Although the Internet's been burning up since Wednesday afternoon about Miley Cyrus as the face of the spring-summer 2014 Marc Jacobs advertising campaign (which we noted in Thursday morning's fashion news roundup), our efforts to get an image from the campaign were thwarted. (At least one we had permission to republish.)
Until Thursday morning, that is, when Marc Jacobs sent along the above photo, shot by David Sims, which depicts a pouty Cyrus gazing (glowering?) into the camera as she sits on a cloudy beach wearing a pair of what appear to be burgundy shorts with a black floral embroidery design and a blue officer's jacket with black beaded details. A female model lies next to her on the sand, another lurks in the background.
It's the same photo that's been making the rounds online, though we expect once the spring-summer campaign is in full swing, there will be a variety of images.
(The campaign is expected to break in the February print editions of various magazines -- including Nylon, which is apparently where a sharp-eyed follower of fashion saw it Wednesday and launched it into cyberspace.)
When we took a look back at Los Angeles Times fashion critic Booth Moore's review of Jacobs' spring-summer 2014 runway show (see link below), we couldn't believe how perfectly the tenor of the show matches the public perception of Ms. Wrecking Ball.
Moore's capsule review starts: "Junkyard pirates? Shipwrecked chic? Paradise lost?

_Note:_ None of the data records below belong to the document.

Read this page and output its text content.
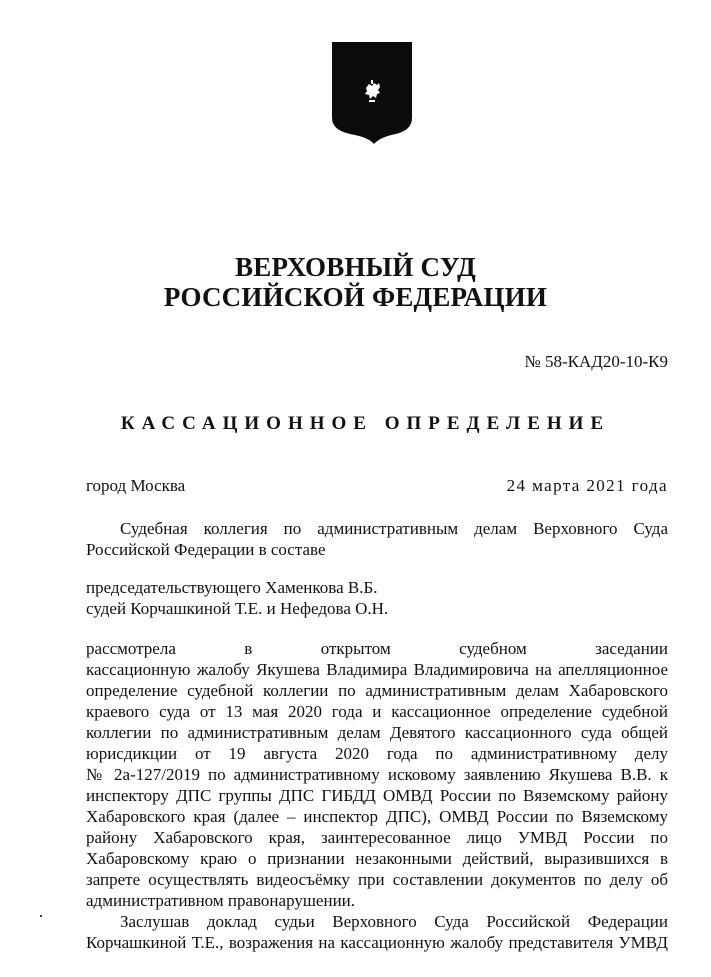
ВЕРХОВНЫЙ СУД
РОССИЙСКОЙ ФЕДЕРАЦИИ
№ 58-КАД20-10-К9
КАССАЦИОННОЕ ОПРЕДЕЛЕНИЕ
город Москва	24 марта 2021 года
Судебная коллегия по административным делам Верховного Суда
Российской Федерации в составе
председательствующего Хаменкова В.Б.
судей Корчашкиной Т.Е. и Нефедова О.Н.
рассмотрела в открытом судебном заседании
кассационную жалобу Якушева Владимира Владимировича на апелляционное
определение судебной коллегии по административным делам Хабаровского
краевого суда от 13 мая 2020 года и кассационное определение судебной
коллегии по административным делам Девятого кассационного суда общей
юрисдикции от 19 августа 2020 года по административному делу
№ 2а-127/2019 по административному исковому заявлению Якушева В.В. к
инспектору ДПС группы ДПС ГИБДД ОМВД России по Вяземскому району
Хабаровского края (далее – инспектор ДПС), ОМВД России по Вяземскому
району Хабаровского края, заинтересованное лицо УМВД России по
Хабаровскому краю о признании незаконными действий, выразившихся в
запрете осуществлять видеосъёмку при составлении документов по делу об
административном правонарушении.
Заслушав доклад судьи Верховного Суда Российской Федерации
Корчашкиной Т.Е., возражения на кассационную жалобу представителя УМВД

Who knows exactly what Marc Jacobs was trying to say with his spring 2014 collection, which closed out New York Fashion Week on Thursday night. But it was cool as hell."
After describing the collection, she closes with this:
"The verdict: Jacobs has no match when it comes to creating a sense of theater and place in fashion. The runway conjured a shipwrecked brothel-on-the-beach with black sand, empty liquor bottles and cigarette butts, beach chairs and even the moored mast of a ship. But this season, the sum of the whole did not overshadow the parts. There were a lot of pieces with street swagger to pull out and wear."
Will the sum of Cyrus' over-the-top pop-culture presence in the campaign overshadow the parts (i.e. the clothes in the collection)? Sure, it's possible, but we don't think so.
Ad campaigns are most successful when there's grade-A steak behind the sizzle and, based on Moore's assessment of the collection, Marc Jacobs once again got some grade-A choice cuts coming down the pike.